1. Chanterelles – Prized by wild mushroom hunters and restaurant chefs across Scotland. They are one one of the most delicious wild mushrooms you can find. Once harvested they can be used to make a number of tasty recipes from soup to risotto.
2. Blaeberries (also known as Bilberries) – Found on woodland floors in late Summer and Autumn. These little berries are delightful and have a similar taste to Blueberries. They can be eaten raw or used to make pies, jams and other puddings. Beware of your give away purple tongue, face and hands after!
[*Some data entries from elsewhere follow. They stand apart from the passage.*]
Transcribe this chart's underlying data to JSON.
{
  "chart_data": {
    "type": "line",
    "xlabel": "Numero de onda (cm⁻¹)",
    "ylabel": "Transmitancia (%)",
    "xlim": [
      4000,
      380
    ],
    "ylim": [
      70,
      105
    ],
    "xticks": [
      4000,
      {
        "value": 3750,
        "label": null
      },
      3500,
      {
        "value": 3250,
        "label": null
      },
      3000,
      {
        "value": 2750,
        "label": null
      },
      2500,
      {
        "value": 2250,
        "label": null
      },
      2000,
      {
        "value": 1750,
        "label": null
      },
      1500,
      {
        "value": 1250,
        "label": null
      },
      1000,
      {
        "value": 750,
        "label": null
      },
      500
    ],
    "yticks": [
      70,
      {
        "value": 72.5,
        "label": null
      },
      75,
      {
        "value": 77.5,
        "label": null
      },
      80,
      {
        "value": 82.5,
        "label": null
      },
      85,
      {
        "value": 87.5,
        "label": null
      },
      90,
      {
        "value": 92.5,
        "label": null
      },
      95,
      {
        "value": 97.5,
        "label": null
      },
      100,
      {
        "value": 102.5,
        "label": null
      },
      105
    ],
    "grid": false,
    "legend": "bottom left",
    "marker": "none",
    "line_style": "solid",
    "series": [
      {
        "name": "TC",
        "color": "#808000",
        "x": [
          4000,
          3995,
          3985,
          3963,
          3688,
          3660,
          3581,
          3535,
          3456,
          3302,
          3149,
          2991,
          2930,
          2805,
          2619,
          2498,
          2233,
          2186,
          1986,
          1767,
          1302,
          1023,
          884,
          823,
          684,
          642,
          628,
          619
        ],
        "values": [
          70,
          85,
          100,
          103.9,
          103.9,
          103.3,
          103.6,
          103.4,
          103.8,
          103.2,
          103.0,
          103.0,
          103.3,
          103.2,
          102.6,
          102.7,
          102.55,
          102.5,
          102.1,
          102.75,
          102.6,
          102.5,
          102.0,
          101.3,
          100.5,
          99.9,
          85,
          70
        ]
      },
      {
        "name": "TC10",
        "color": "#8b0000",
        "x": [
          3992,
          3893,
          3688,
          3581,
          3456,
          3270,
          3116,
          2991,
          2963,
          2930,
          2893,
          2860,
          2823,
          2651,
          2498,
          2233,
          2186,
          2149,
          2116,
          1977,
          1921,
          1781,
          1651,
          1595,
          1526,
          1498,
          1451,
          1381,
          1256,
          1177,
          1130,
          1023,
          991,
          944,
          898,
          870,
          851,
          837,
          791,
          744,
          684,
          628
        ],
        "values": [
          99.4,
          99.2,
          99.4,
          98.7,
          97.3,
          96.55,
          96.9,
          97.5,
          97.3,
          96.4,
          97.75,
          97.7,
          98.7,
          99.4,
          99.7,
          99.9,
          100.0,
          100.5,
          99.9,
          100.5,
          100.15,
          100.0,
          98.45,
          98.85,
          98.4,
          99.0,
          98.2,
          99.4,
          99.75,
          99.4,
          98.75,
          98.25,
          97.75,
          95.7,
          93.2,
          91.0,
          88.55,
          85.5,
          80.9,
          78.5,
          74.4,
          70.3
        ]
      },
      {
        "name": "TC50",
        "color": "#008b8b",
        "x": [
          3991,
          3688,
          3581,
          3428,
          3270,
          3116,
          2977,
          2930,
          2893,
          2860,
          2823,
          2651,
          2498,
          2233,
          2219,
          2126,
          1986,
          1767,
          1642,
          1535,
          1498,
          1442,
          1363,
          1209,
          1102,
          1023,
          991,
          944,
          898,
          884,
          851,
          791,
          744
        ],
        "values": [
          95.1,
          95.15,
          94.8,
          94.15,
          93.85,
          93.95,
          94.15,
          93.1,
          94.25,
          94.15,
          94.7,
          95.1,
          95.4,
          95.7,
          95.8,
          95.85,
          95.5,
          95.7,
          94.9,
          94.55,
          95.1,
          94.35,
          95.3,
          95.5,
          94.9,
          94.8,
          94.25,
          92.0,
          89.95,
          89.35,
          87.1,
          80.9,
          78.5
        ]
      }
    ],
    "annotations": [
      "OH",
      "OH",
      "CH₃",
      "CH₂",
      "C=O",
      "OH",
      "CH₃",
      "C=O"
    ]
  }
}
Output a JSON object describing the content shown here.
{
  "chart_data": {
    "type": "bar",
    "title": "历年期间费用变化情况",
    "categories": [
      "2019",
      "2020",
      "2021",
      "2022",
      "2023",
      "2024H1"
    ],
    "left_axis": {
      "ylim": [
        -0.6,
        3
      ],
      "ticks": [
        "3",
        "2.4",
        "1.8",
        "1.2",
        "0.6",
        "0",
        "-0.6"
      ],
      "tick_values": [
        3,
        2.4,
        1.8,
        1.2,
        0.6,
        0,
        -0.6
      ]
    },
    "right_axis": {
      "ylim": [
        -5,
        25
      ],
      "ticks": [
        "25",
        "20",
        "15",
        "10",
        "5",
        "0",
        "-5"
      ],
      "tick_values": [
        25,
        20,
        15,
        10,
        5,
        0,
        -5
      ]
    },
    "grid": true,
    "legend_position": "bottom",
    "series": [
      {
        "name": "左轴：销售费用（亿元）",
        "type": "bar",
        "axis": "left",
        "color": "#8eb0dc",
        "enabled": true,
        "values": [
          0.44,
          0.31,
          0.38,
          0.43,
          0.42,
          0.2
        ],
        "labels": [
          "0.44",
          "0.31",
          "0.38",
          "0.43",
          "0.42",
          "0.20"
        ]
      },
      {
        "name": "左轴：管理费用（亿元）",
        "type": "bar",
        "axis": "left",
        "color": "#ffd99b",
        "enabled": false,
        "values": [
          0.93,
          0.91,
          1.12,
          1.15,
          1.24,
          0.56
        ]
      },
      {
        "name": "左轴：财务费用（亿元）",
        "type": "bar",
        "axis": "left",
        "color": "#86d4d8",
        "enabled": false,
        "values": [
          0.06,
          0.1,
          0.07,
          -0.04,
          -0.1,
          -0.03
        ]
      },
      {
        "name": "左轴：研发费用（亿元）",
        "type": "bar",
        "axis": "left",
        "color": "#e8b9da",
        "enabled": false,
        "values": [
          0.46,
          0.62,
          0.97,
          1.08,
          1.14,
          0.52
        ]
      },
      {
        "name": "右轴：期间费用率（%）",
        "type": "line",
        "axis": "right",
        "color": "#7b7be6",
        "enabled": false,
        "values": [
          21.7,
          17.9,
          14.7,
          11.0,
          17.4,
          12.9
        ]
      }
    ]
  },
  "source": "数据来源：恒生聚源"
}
3. Rose hips – Can be found in Autumn and Winter and are packed with vitamin C. A few uses for these orange/red berries include rose hip tea, syrup or jam.
4. Brambles (also known as Blackberries) – These deep coloured berries can be found in hedges from late summer to early autumn. Often found near raspberry bushes and taste great together in fruit salads or in crumbles, pies or jams.
5. Nettles – Put on your gloves and and harvest some nettles leaves. These stinging leaves are actually full of Vitamin C , Calcium and potassium and can be used to make yummy soup, pesto and pasta dishes.
6. Sloes – Sloe Gin anyone? From October to November wild sloes can be found growing in the Cairngorms but their location is often kept secret.
7. Rowan berries – Rowan trees can be found all over Scotland but their berries are not commonly used. The fruit should not be eaten when raw but can be used to make jelly’s, jams or wine.
Autumn in the Cairngorms offers rich pickings from fungi and plants to berries and herbs, but as well as food from natural and wild places there are a wealth of fine food and drink producers based in the Cairngorms National Park. The National Park is home to lots of top-quality producers, food innovators, cafes and restaurants that can do all the hard work for you!
Always follow the Scottish Outdoor Access Code and leave no trace. If you’re foraging on a farm or private property, be sure to get permission before you start picking. It’s also best to avoid areas that are next to busy roads. Once you’ve got your harvest, be sure that your fruit and mushrooms are properly identified and cleaned before you consume them. Some mushrooms can be extremely poisonous so if you are in any doubt seek professional advice first.